1.28.2. Searching by Content Creation Date
Searching for materials based on content creation is difficult.
There's no standard date format (score one for
Julian dates), many people don't date their pages
anyway, some pages don't contain date information in
their header, and still other content management systems routinely
stamp pages with today's date, confusing things
still further.I can offer few suggestions for searching by content creation date.

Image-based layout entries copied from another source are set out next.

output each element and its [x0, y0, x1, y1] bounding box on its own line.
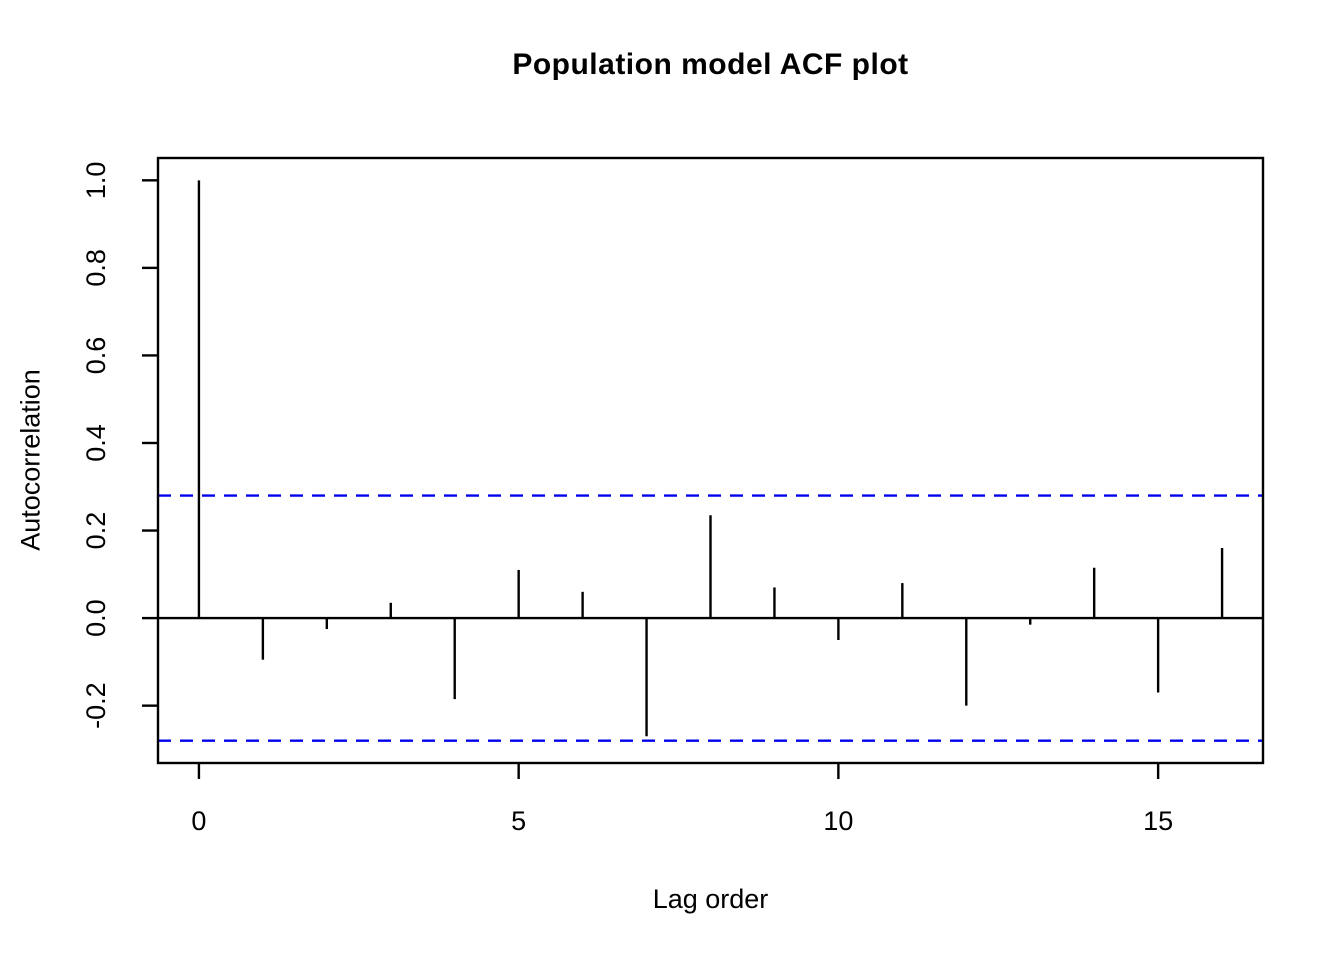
y-tick-label-1.0: 1.0	[81, 162, 111, 200]
x-axis-label: Lag order	[652, 884, 769, 914]
y-tick-label-0.4: 0.4	[81, 424, 111, 462]
x-tick-label-15: 15	[1143, 806, 1173, 836]
x-tick-label-10: 10	[823, 806, 853, 836]
chart-title: Population model ACF plot	[512, 48, 909, 81]
y-tick-label-0.2: 0.2	[81, 512, 111, 550]
x-tick-label-0: 0	[191, 806, 206, 836]
y-tick-label-0.6: 0.6	[81, 337, 111, 375]
x-tick-label-5: 5	[511, 806, 526, 836]
y-tick-label-0.0: 0.0	[81, 599, 111, 637]
plot-border	[156, 156, 1265, 765]
y-tick-label--0.2: -0.2	[81, 682, 111, 729]
y-tick-label-0.8: 0.8	[81, 249, 111, 287]
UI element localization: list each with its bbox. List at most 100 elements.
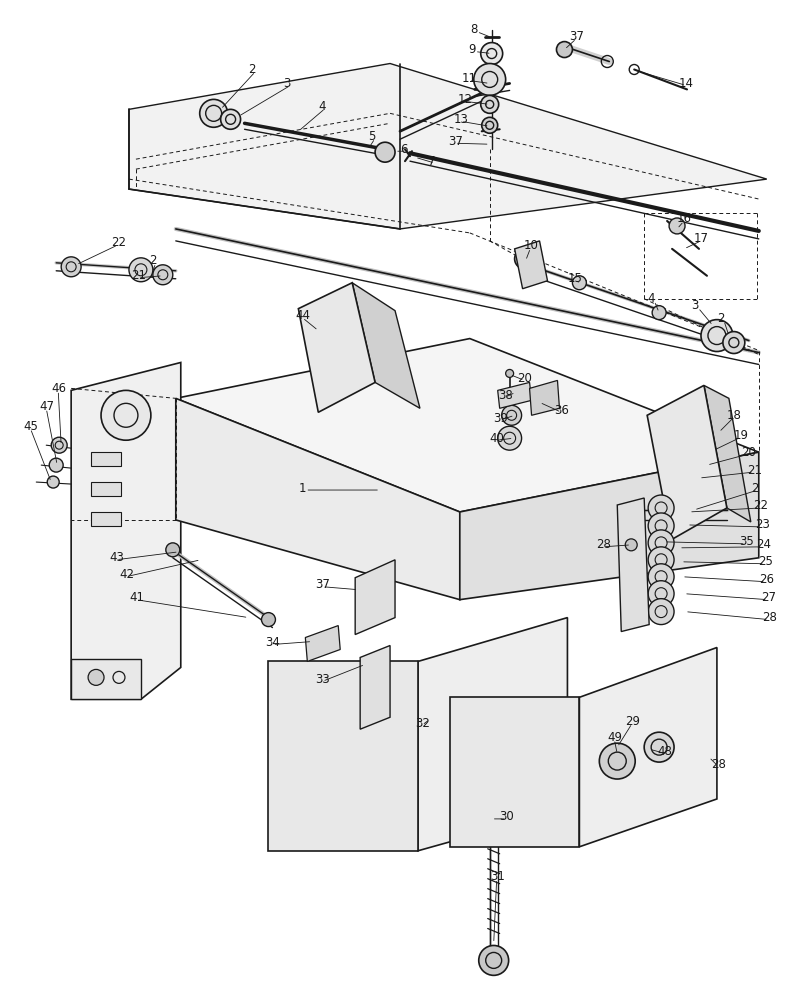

Try adding a string of common date formats to your query. If you
wanted something from May 2003, for example, you could try appending: ("May * 2003" | "May 2003" | 05/03 | 05/*/03) A query like that uses up most of your 10-word limit, however, so
it's best to be judicious, perhaps by cycling
through these formats one a time. If any one of these is giving you
too many results, try restricting your search to the
title tag of the page.If you're feeling really lucky, you can search for a
full date, such as May 9, 2003. Your decision then is whether you
want to search for the date in the format above or as one of many
variations: 9 May 2003,
9/5/2003, 9 May 03, and so
forth. Exact-date searching will severely limit your results and
should be used only as a last-ditch option.When using date range searching, you'll have to be
flexible in your thinking, more general in your search than you
otherwise would be (because the date range search will narrow your
results substantially), and persistent in your queries, because
different dates and date ranges will yield very different results.
That said, you'll be rewarded with smaller result
sets focused on very specific events and topics in time.